30th June 2009 -The end of a long struggle - a parting note from our chairman.
There comes a time when you have to decide whether it is worth swimming against the tide. That time has come.
Since 2004 Feedback South London has been slogging away in an attempt to enable service user views to be presented at every possible level within the NHS, local authorities and the various quangos that operate invisbly making decisions that affect our everyday lives. At every juncture obstacles have been placed in our way. Those who undertook to cover our expenses used every kind of ploy to withold that money and even now sought to reverse roles and try to create a form of contract that completely undermined the basis on which we work and to which they signed up.

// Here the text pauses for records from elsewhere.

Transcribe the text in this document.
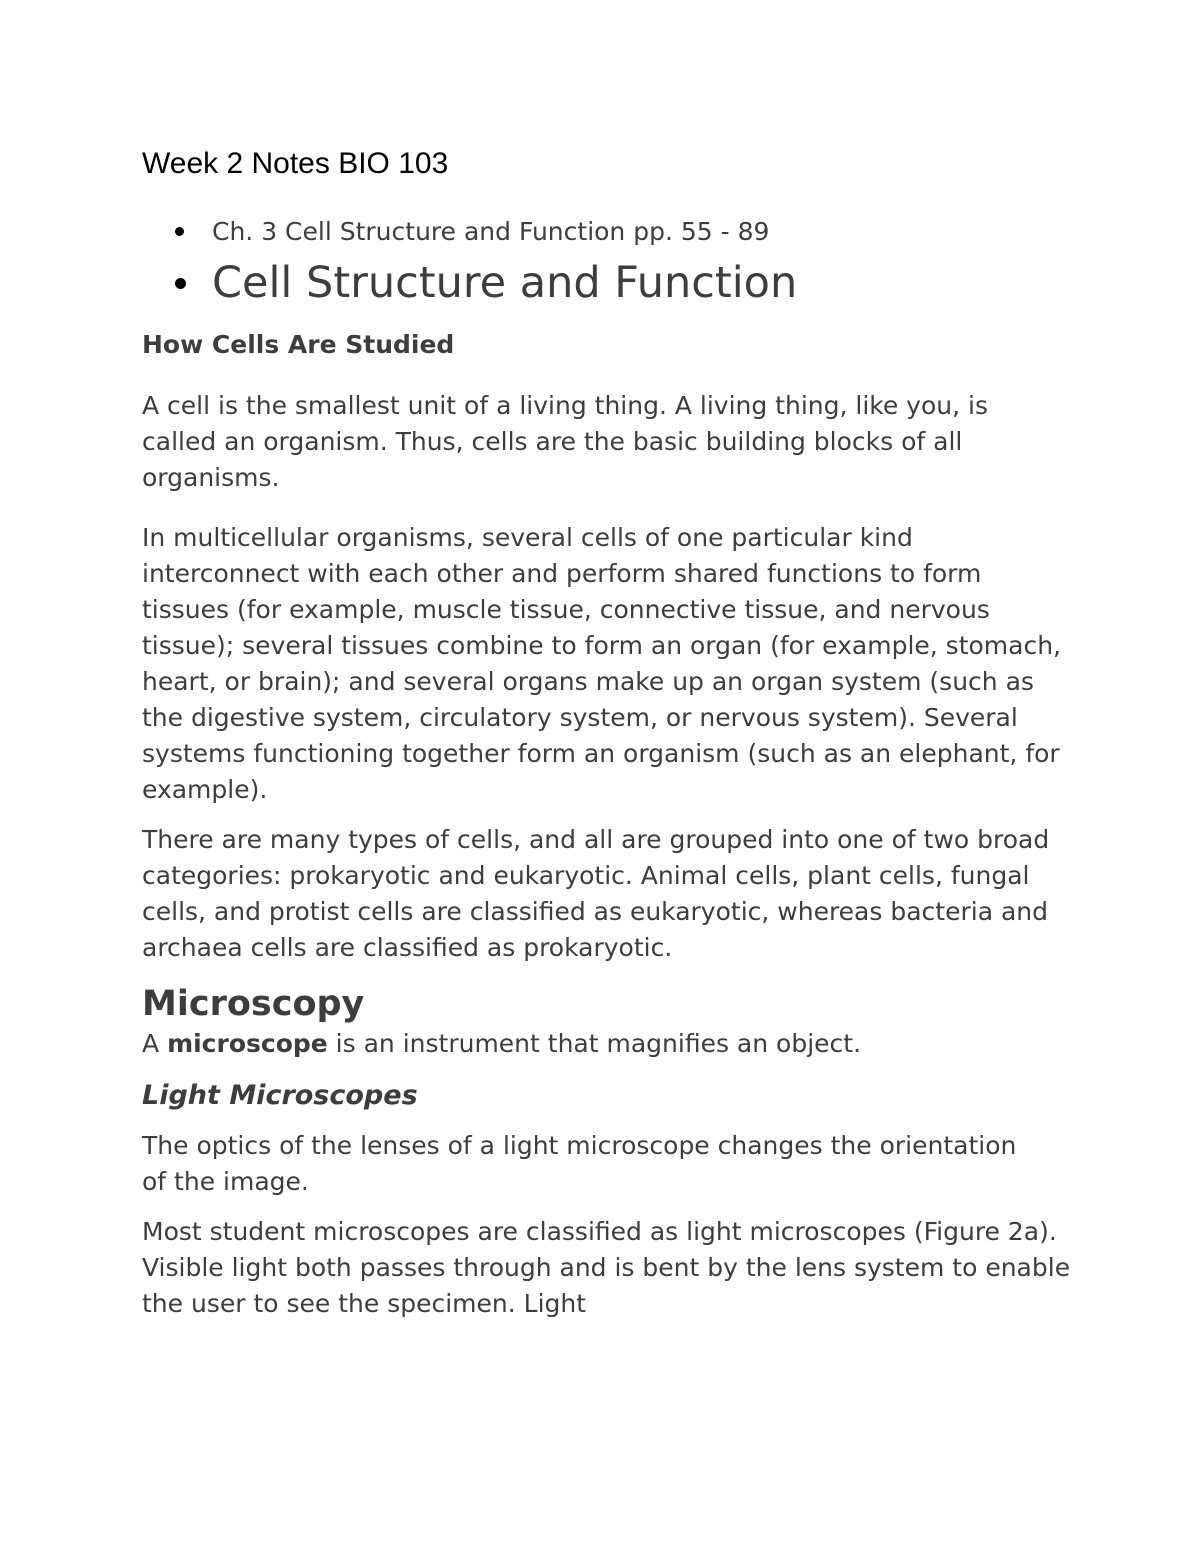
Week 2 Notes BIO 103
Ch. 3 Cell Structure and Function pp. 55 - 89
Cell Structure and Function
How Cells Are Studied

A cell is the smallest unit of a living thing. A living thing, like you, is called an organism. Thus, cells are the basic building blocks of all organisms.

In multicellular organisms, several cells of one particular kind interconnect with each other and perform shared functions to form tissues (for example, muscle tissue, connective tissue, and nervous tissue); several tissues combine to form an organ (for example, stomach, heart, or brain); and several organs make up an organ system (such as the digestive system, circulatory system, or nervous system). Several systems functioning together form an organism (such as an elephant, for example).

There are many types of cells, and all are grouped into one of two broad categories: prokaryotic and eukaryotic. Animal cells, plant cells, fungal cells, and protist cells are classified as eukaryotic, whereas bacteria and archaea cells are classified as prokaryotic.

Microscopy

A microscope is an instrument that magnifies an object.

Light Microscopes

The optics of the lenses of a light microscope changes the orientation of the image.

Most student microscopes are classified as light microscopes (Figure 2a). Visible light both passes through and is bent by the lens system to enable the user to see the specimen. Light
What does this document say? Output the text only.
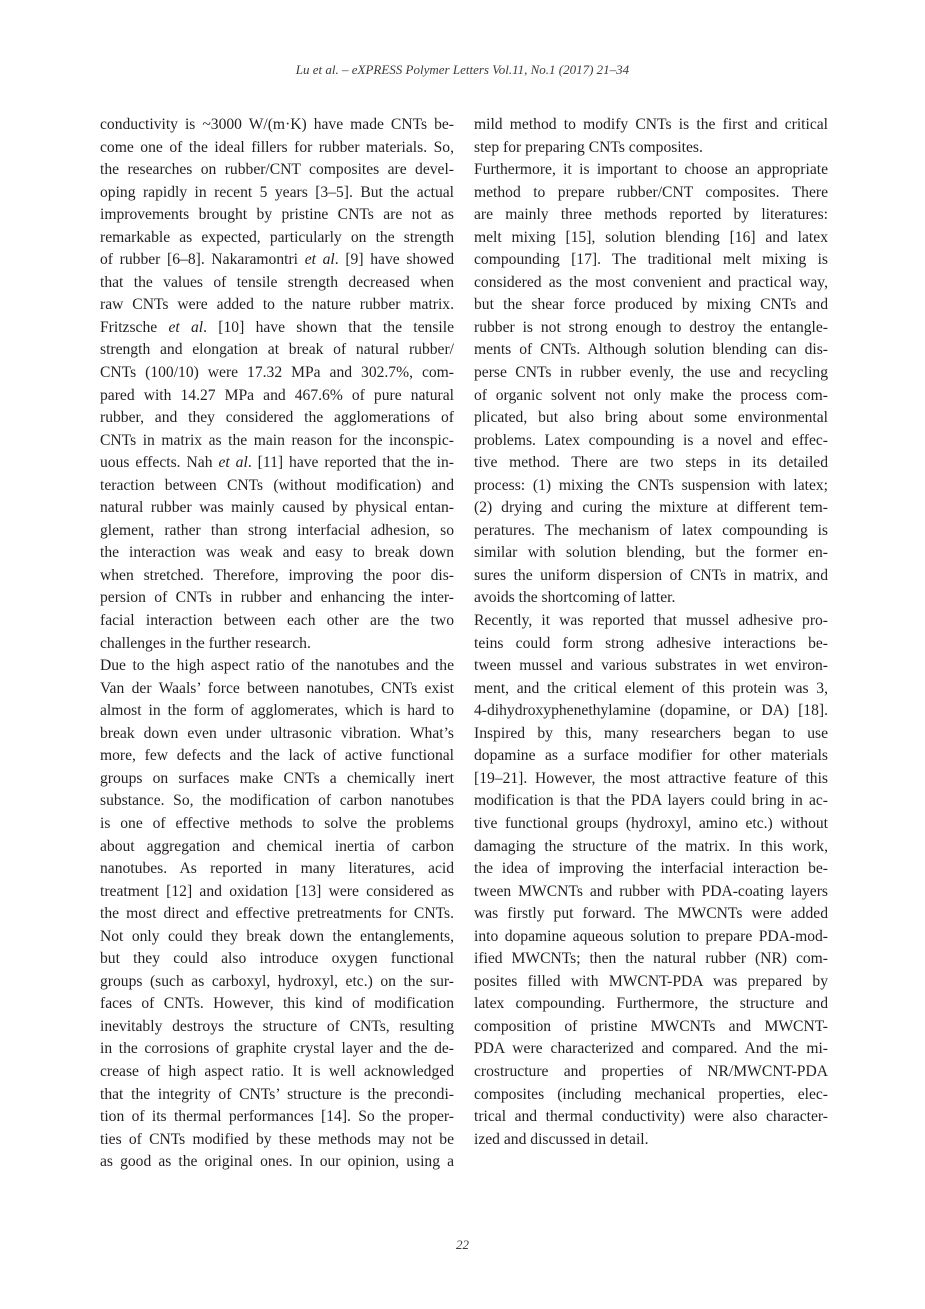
Lu et al. – eXPRESS Polymer Letters Vol.11, No.1 (2017) 21–34
conductivity is ~3000 W/(m·K) have made CNTs be-
come one of the ideal fillers for rubber materials. So,
the researches on rubber/CNT composites are devel-
oping rapidly in recent 5 years [3–5]. But the actual
improvements brought by pristine CNTs are not as
remarkable as expected, particularly on the strength
of rubber [6–8]. Nakaramontri et al. [9] have showed
that the values of tensile strength decreased when
raw CNTs were added to the nature rubber matrix.
Fritzsche et al. [10] have shown that the tensile
strength and elongation at break of natural rubber/
CNTs (100/10) were 17.32 MPa and 302.7%, com-
pared with 14.27 MPa and 467.6% of pure natural
rubber, and they considered the agglomerations of
CNTs in matrix as the main reason for the inconspic-
uous effects. Nah et al. [11] have reported that the in-
teraction between CNTs (without modification) and
natural rubber was mainly caused by physical entan-
glement, rather than strong interfacial adhesion, so
the interaction was weak and easy to break down
when stretched. Therefore, improving the poor dis-
persion of CNTs in rubber and enhancing the inter-
facial interaction between each other are the two
challenges in the further research.
Due to the high aspect ratio of the nanotubes and the
Van der Waals’ force between nanotubes, CNTs exist
almost in the form of agglomerates, which is hard to
break down even under ultrasonic vibration. What’s
more, few defects and the lack of active functional
groups on surfaces make CNTs a chemically inert
substance. So, the modification of carbon nanotubes
is one of effective methods to solve the problems
about aggregation and chemical inertia of carbon
nanotubes. As reported in many literatures, acid
treatment [12] and oxidation [13] were considered as
the most direct and effective pretreatments for CNTs.
Not only could they break down the entanglements,
but they could also introduce oxygen functional
groups (such as carboxyl, hydroxyl, etc.) on the sur-
faces of CNTs. However, this kind of modification
inevitably destroys the structure of CNTs, resulting
in the corrosions of graphite crystal layer and the de-
crease of high aspect ratio. It is well acknowledged
that the integrity of CNTs’ structure is the precondi-
tion of its thermal performances [14]. So the proper-
ties of CNTs modified by these methods may not be
as good as the original ones. In our opinion, using a
mild method to modify CNTs is the first and critical
step for preparing CNTs composites.
Furthermore, it is important to choose an appropriate
method to prepare rubber/CNT composites. There
are mainly three methods reported by literatures:
melt mixing [15], solution blending [16] and latex
compounding [17]. The traditional melt mixing is
considered as the most convenient and practical way,
but the shear force produced by mixing CNTs and
rubber is not strong enough to destroy the entangle-
ments of CNTs. Although solution blending can dis-
perse CNTs in rubber evenly, the use and recycling
of organic solvent not only make the process com-
plicated, but also bring about some environmental
problems. Latex compounding is a novel and effec-
tive method. There are two steps in its detailed
process: (1) mixing the CNTs suspension with latex;
(2) drying and curing the mixture at different tem-
peratures. The mechanism of latex compounding is
similar with solution blending, but the former en-
sures the uniform dispersion of CNTs in matrix, and
avoids the shortcoming of latter.
Recently, it was reported that mussel adhesive pro-
teins could form strong adhesive interactions be-
tween mussel and various substrates in wet environ-
ment, and the critical element of this protein was 3,
4-dihydroxyphenethylamine (dopamine, or DA) [18].
Inspired by this, many researchers began to use
dopamine as a surface modifier for other materials
[19–21]. However, the most attractive feature of this
modification is that the PDA layers could bring in ac-
tive functional groups (hydroxyl, amino etc.) without
damaging the structure of the matrix. In this work,
the idea of improving the interfacial interaction be-
tween MWCNTs and rubber with PDA-coating layers
was firstly put forward. The MWCNTs were added
into dopamine aqueous solution to prepare PDA-mod-
ified MWCNTs; then the natural rubber (NR) com-
posites filled with MWCNT-PDA was prepared by
latex compounding. Furthermore, the structure and
composition of pristine MWCNTs and MWCNT-
PDA were characterized and compared. And the mi-
crostructure and properties of NR/MWCNT-PDA
composites (including mechanical properties, elec-
trical and thermal conductivity) were also character-
ized and discussed in detail.
22
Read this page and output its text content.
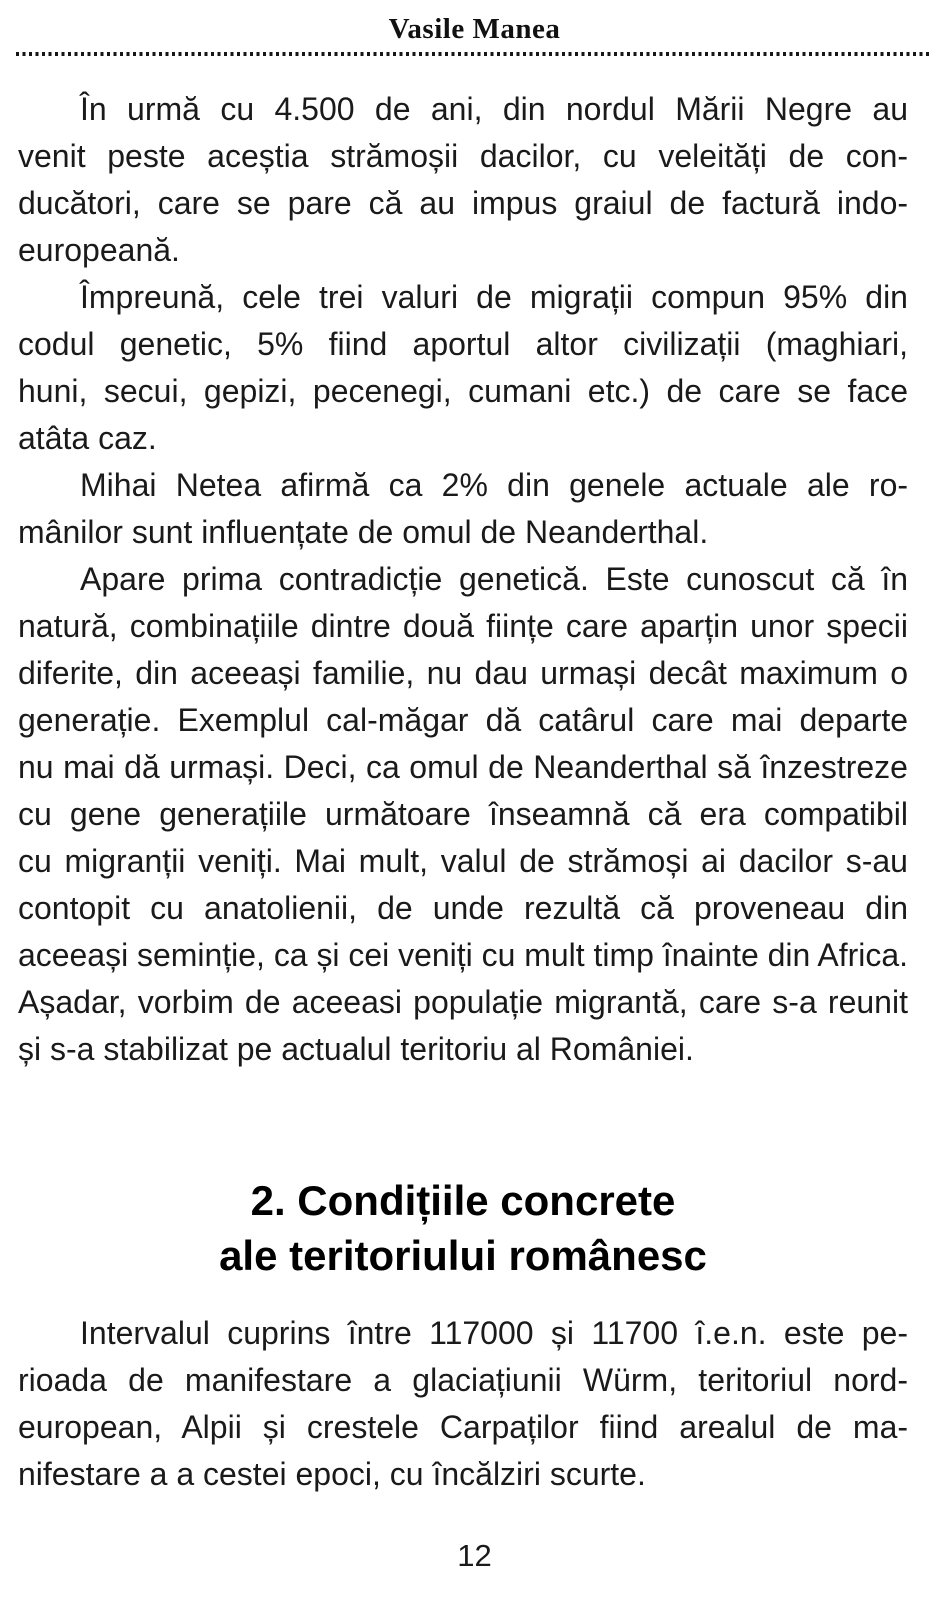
Vasile Manea
În urmă cu 4.500 de ani, din nordul Mării Negre au
venit peste aceștia strămoșii dacilor, cu veleități de con-
ducători, care se pare că au impus graiul de factură indo-
europeană.
Împreună, cele trei valuri de migrații compun 95% din
codul genetic, 5% fiind aportul altor civilizații (maghiari,
huni, secui, gepizi, pecenegi, cumani etc.) de care se face
atâta caz.
Mihai Netea afirmă ca 2% din genele actuale ale ro-
mânilor sunt influențate de omul de Neanderthal.
Apare prima contradicție genetică. Este cunoscut că în
natură, combinațiile dintre două ființe care aparțin unor specii
diferite, din aceeași familie, nu dau urmași decât maximum o
generație. Exemplul cal-măgar dă catârul care mai departe
nu mai dă urmași. Deci, ca omul de Neanderthal să înzestreze
cu gene generațiile următoare înseamnă că era compatibil
cu migranții veniți. Mai mult, valul de strămoși ai dacilor s-au
contopit cu anatolienii, de unde rezultă că proveneau din
aceeași seminție, ca și cei veniți cu mult timp înainte din Africa.
Așadar, vorbim de aceeasi populație migrantă, care s-a reunit
și s-a stabilizat pe actualul teritoriu al României.
2. Condițiile concrete
ale teritoriului românesc
Intervalul cuprins între 117000 și 11700 î.e.n. este pe-
rioada de manifestare a glaciațiunii Würm, teritoriul nord-
european, Alpii și crestele Carpaților fiind arealul de ma-
nifestare a a cestei epoci, cu încălziri scurte.
12
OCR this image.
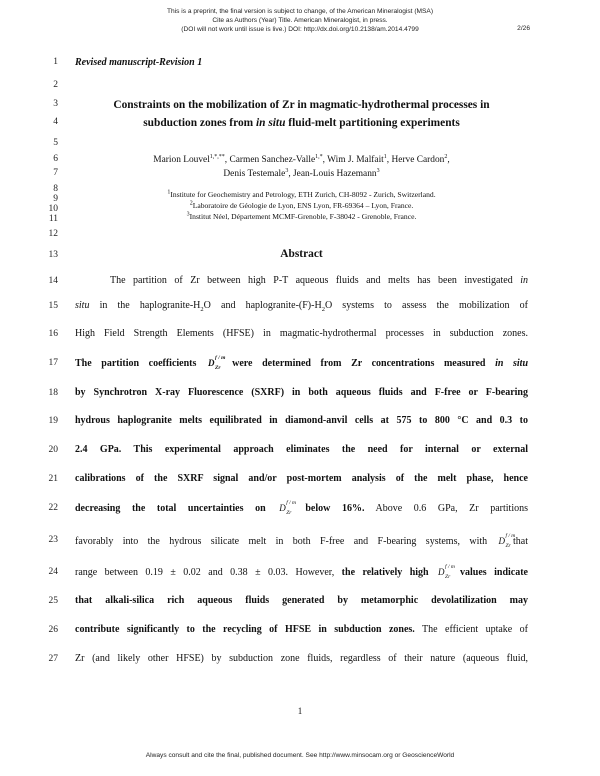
This is a preprint, the final version is subject to change, of the American Mineralogist (MSA)
Cite as Authors (Year) Title. American Mineralogist, in press.
(DOI will not work until issue is live.) DOI: http://dx.doi.org/10.2138/am.2014.4799	2/26
1
2
3
4
5
6
7
8
9
10
11
12
13
14
15
16
17
18
19
20
21
22
23
24
25
26
27
Revised manuscript-Revision 1
Constraints on the mobilization of Zr in magmatic-hydrothermal processes in
subduction zones from in situ fluid-melt partitioning experiments
Marion Louvel$^{1,*,**}$, Carmen Sanchez-Valle$^{1,*}$, Wim J. Malfait$^1$, Herve Cardon$^2$,
Denis Testemale$^3$, Jean-Louis Hazemann$^3$
$^1$Institute for Geochemistry and Petrology, ETH Zurich, CH-8092 - Zurich, Switzerland.
$^2$Laboratoire de Géologie de Lyon, ENS Lyon, FR-69364 – Lyon, France.
$^3$Institut Néel, Département MCMF-Grenoble, F-38042 - Grenoble, France.
Abstract
The partition of Zr between high P-T aqueous fluids and melts has been investigated in
situ in the haplogranite-$H_2O$ and haplogranite-$(F)-H_2O$ systems to assess the mobilization of
High Field Strength Elements (HFSE) in magmatic-hydrothermal processes in subduction zones.
The partition coefficients D f / m
Zr were determined from Zr concentrations measured in situ
by Synchrotron X-ray Fluorescence (SXRF) in both aqueous fluids and F-free or F-bearing
hydrous haplogranite melts equilibrated in diamond-anvil cells at 575 to 800 °C and 0.3 to
2.4 GPa. This experimental approach eliminates the need for internal or external
calibrations of the SXRF signal and/or post-mortem analysis of the melt phase, hence
decreasing the total uncertainties on D f / m
Zr below 16%. Above 0.6 GPa, Zr partitions
favorably into the hydrous silicate melt in both F-free and F-bearing systems, with D f / m
Zr that
range between 0.19 ± 0.02 and 0.38 ± 0.03. However, the relatively high D f / m
Zr values indicate
that alkali-silica rich aqueous fluids generated by metamorphic devolatilization may
contribute significantly to the recycling of HFSE in subduction zones. The efficient uptake of
Zr (and likely other HFSE) by subduction zone fluids, regardless of their nature (aqueous fluid,
1
Always consult and cite the final, published document. See http://www.minsocam.org or GeoscienceWorld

This group has kept going based on the strenuous efforts of a small number of people. Hundreds of people have attended our various meetings but there remained only a very small handful who were prepared to do the actual donkey work. Meanwhile we have found ourselves targeted by some very unpleasant people who sought to marginalise us and who have used every kind of underhand tactic to attack us. We have refrained from commenting on most of this.
What alarms me is the readiness of small nummber of service users to liaise with that process. For the life of me I cannot see what they can hope to gain. Perhaps these people believe we are given shovel loads of money for doing what we do. We are not. We are entirely unpaid. Only out of pocket expenses are allowed.
Over the last few years I have made many friends. This has been a rewarding period in many ways. I have encountered people of different cultures who have broadened my knowledge of their backgrounds, needs and aspirations. They are the majority.
Recently the HIV community in South London has been traumatised by the antics of a particularly sinister group. I can reveal little more at this stage but watch this space. The group concerned is causing immense harm. From our point of view we have decided we cannot continue to put ourselves at risk. However the full story will be published soon.
During the last few weeks two of us have had our cars vandalised. That is just the beginning of the story.
Feedback South London will no longer hold meetings. It is no longer provided with any funding for any of its activities. The website will continue and you are welcome to submit contributions to be placed on this page. There is a need for an avenue of communication which is not influenced by the narrow vested interests of the medical profession, the pharmaceutical industry or the criminal fringe that invariably attaches itself to a vulnerable minority. There is a need for something free from the bullying grip of the graducrats and the incestuous HIV industry.
From time to time people within the NHS have complained about the content of this page. Believe me when I tell you that what is published here is the tip of the thin end of a very substantial wedge. What I have witnessed ranks, in my eyes, as corruption writ large. The more I see the more I realise that it is so endemic it is beyond the power of a small group of individuals to counter. Don't assume, though, that this corruption is particularly organised. It is merely individuals who are well placed to do maximum damage.
On the other hand I have encountered a good number of very honest and worthwhile people working within the system. Unfortunately their efforts invariably come up against obstacles created by individuals who might best be described as "jobsworths". Armed with paper qualifications they excel at nothing except conspiring to cover their tracks and safeguard their pay packets. They cover their lack of talent with mountains of phony statistics pretending to provide evidence of services which, in practice, are not delivered because the entire budgets are consumed creating the statistics.